Уже бессмертным на смертное сходит ложе.

Дар, который Ахматова приносит читателям, одновременно их возносит («мы коронованы», «уже бессмертным») и опустошает («ранен смертельной твоей судьбой», «на смертное сходит ложе»). Говоря, что горда делить с Ахматовой землю и небо, – символизирующие, соответственно, повседневность и потусторонность – Цветаева весьма заметно иронизирует. Прежде всего об этом свидетельствует то, что, по Цветаевой, духоподъемно для человечества само существование Ахматовой, а не ее поэзия. Цветаева намекает на то, что Ахматова – мученица-самозванка, а ее печаль и красота разыграны в расчете на эффект. Здесь интерпретация Жолковского снова близка к цветаевской: он пишет об излюбленной ахматовской «позе лежа, которая делает ее объектом всеобщего внимания, жалости, помощи, а ее постель – центром власти»[102]. Невозможно не заметить явно амбивалентного отношения Цветаевой к позированию Ахматовой, сочетающему святость с демонизмом; это позирование Цветаева находит и возбуждающим, и нескромным.

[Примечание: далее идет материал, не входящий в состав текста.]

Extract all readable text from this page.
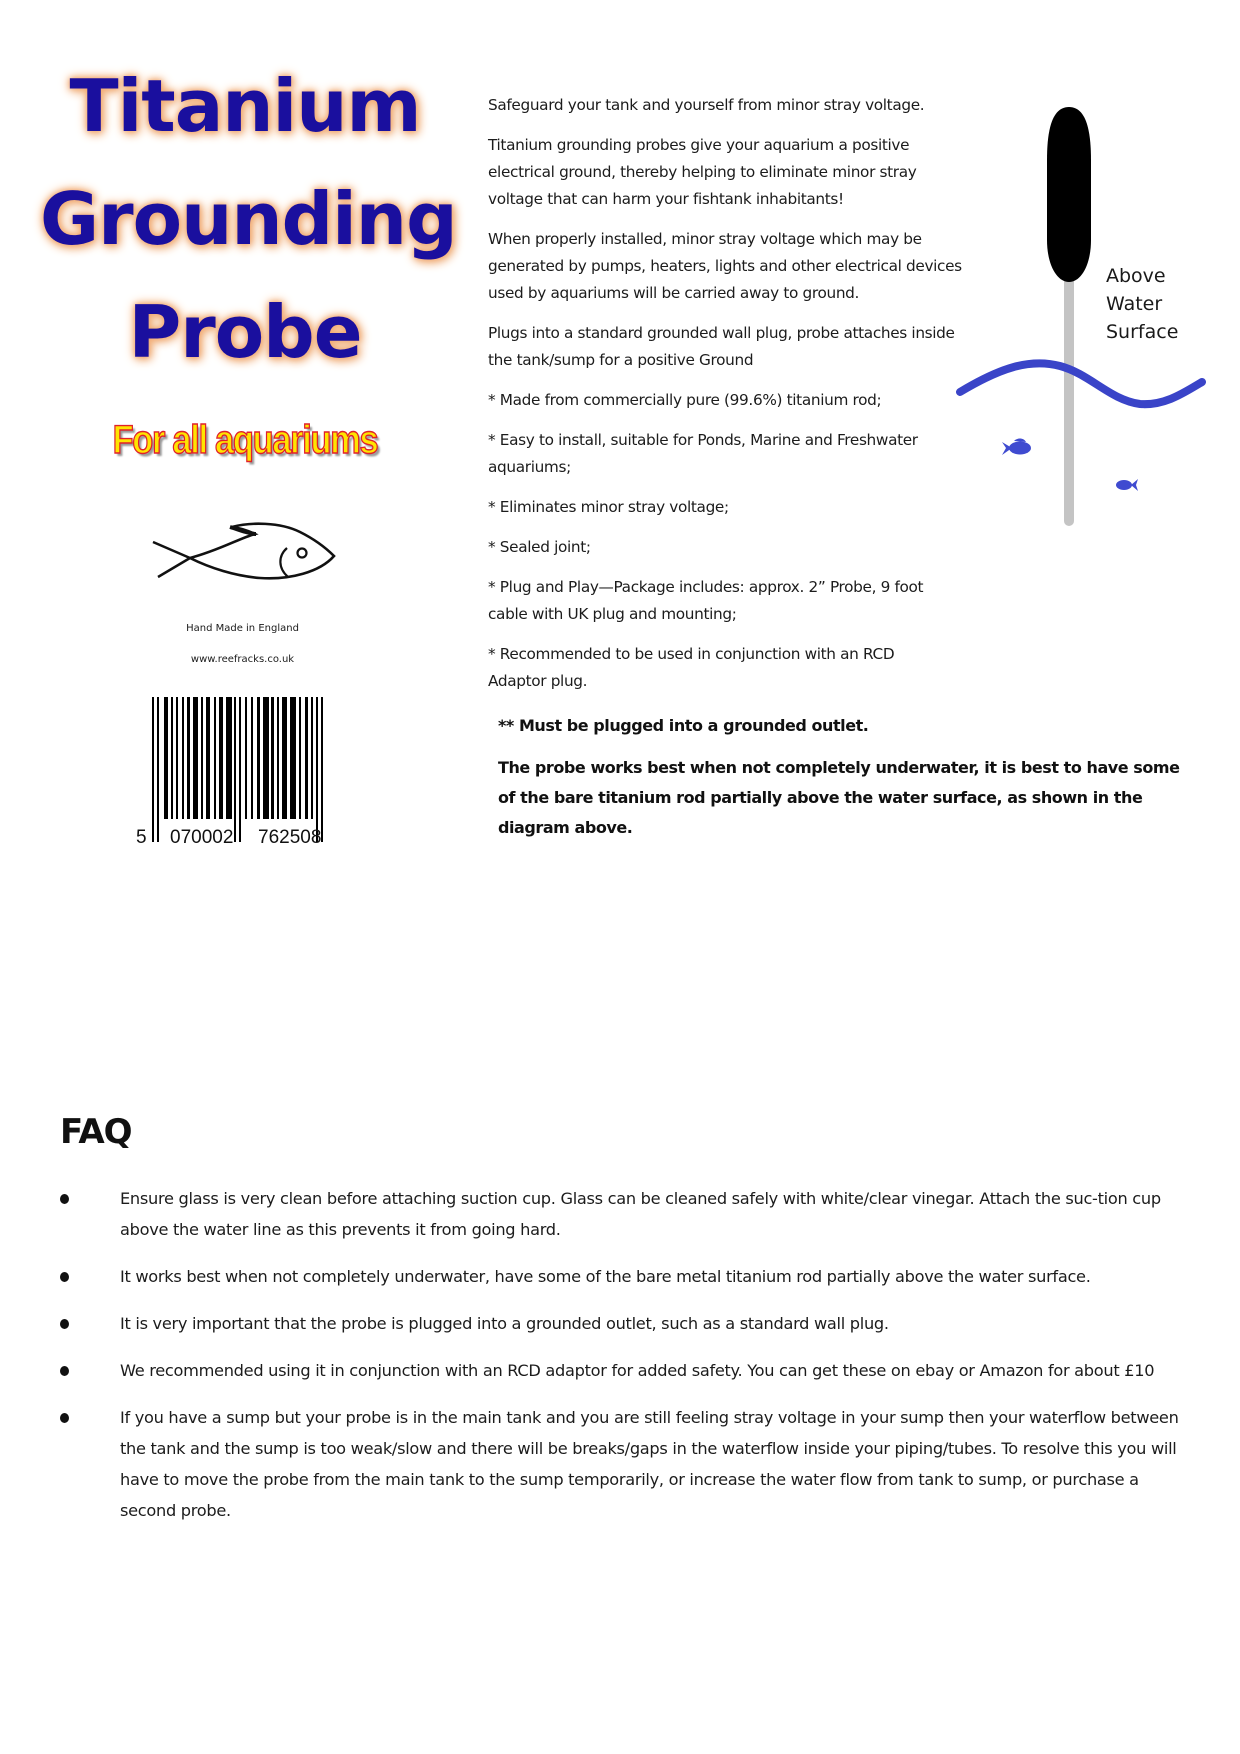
Titanium
Grounding
Probe
For all aquariums
Hand Made in England
www.reefracks.co.uk
5 070002 762508

Safeguard your tank and yourself from minor stray voltage.

Titanium grounding probes give your aquarium a positive electrical ground, thereby helping to eliminate minor stray voltage that can harm your fishtank inhabitants!

When properly installed, minor stray voltage which may be generated by pumps, heaters, lights and other electrical devices used by aquariums will be carried away to ground.

Plugs into a standard grounded wall plug, probe attaches inside the tank/sump for a positive Ground

* Made from commercially pure (99.6%) titanium rod;

* Easy to install, suitable for Ponds, Marine and Freshwater aquariums;

* Eliminates minor stray voltage;

* Sealed joint;

* Plug and Play—Package includes: approx. 2” Probe, 9 foot cable with UK plug and mounting;

* Recommended to be used in conjunction with an RCD Adaptor plug.

** Must be plugged into a grounded outlet.

The probe works best when not completely underwater, it is best to have some of the bare titanium rod partially above the water surface, as shown in the diagram above.

Above
Water
Surface
FAQ
Ensure glass is very clean before attaching suction cup. Glass can be cleaned safely with white/clear vinegar. Attach the suc-tion cup above the water line as this prevents it from going hard.
It works best when not completely underwater, have some of the bare metal titanium rod partially above the water surface.
It is very important that the probe is plugged into a grounded outlet, such as a standard wall plug.
We recommended using it in conjunction with an RCD adaptor for added safety. You can get these on ebay or Amazon for about £10
If you have a sump but your probe is in the main tank and you are still feeling stray voltage in your sump then your waterflow between the tank and the sump is too weak/slow and there will be breaks/gaps in the waterflow inside your piping/tubes. To resolve this you will have to move the probe from the main tank to the sump temporarily, or increase the water flow from tank to sump, or purchase a second probe.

Созвучна этому двойственному отношению и заключительная строфа стихотворения «О, Муза плача…»: под тонким покровом на первый взгляд искреннего, прямого восхищения сестрой в поэзии сопернице брошен серьезный вызов:

В певучем граде моем купола горят,

И Спаса светлого славит слепец бродячий…

И я дарю тебе свой колокольный град,

– Ахматова! – и сердце свое в придачу.

Вызов этот состоит из трех элементов. Первые два относительно очевидны: это образ «певучего/колокольного града», Москвы, который Цветаева дарит Ахматовой в обмен на обманные белые ночи Петербурга; и «Спас светлый», противопоставленный мрачным ахматовским посулам трагического мученичества. А вот смысл третьего образа триады, «слепец бродячий», очевиден не сразу. Я склонна интерпретировать эту фигуру как ответ Цветаевой на темную угрозу, таящуюся для нее в Ахматовой, и как персонификацию того идеального образа вдохновения, который ищет Цветаева. По контрасту с женственностью Ахматовой, это фигура мужская, по контрасту с молодостью и красотой Ахматовой, бродячий слепец (вероятно) стар и убог. Это истинный Другой – тот, кого Цветаева может любить и уважать, без необходимости бороться ни с подавляющей стихийностью, как в случае Ахматовой, ни с мучительной недоступностью трансцендентности, воплощенной в Блоке. В то же время слепец – духовный двойник Цветаевой, ее альтернативное мужское «я», ибо он обладает основными качествами истинного, в ее понимании, поэта – слепотой и жаждой странствий. Слепота и ее вариации – опущенные глаза, запавшие веки, – в поэзии Цветаевой устойчиво служат символами поэтического ясновидения. Невыдуманность, бессознательность ясновидения этого простеца отчетливо противопоставлена осознанной драматической позе прорицательницы у Ахматовой. То, что слепец – странник, дает еще больше оснований рассматривать его как эмблему поэтического идеала Цветаевой, ибо и она – странница по природе и по призванию; ее безостановочность и беспокойство синонимичны ориентированному вовне вектору поэтического стремления[103].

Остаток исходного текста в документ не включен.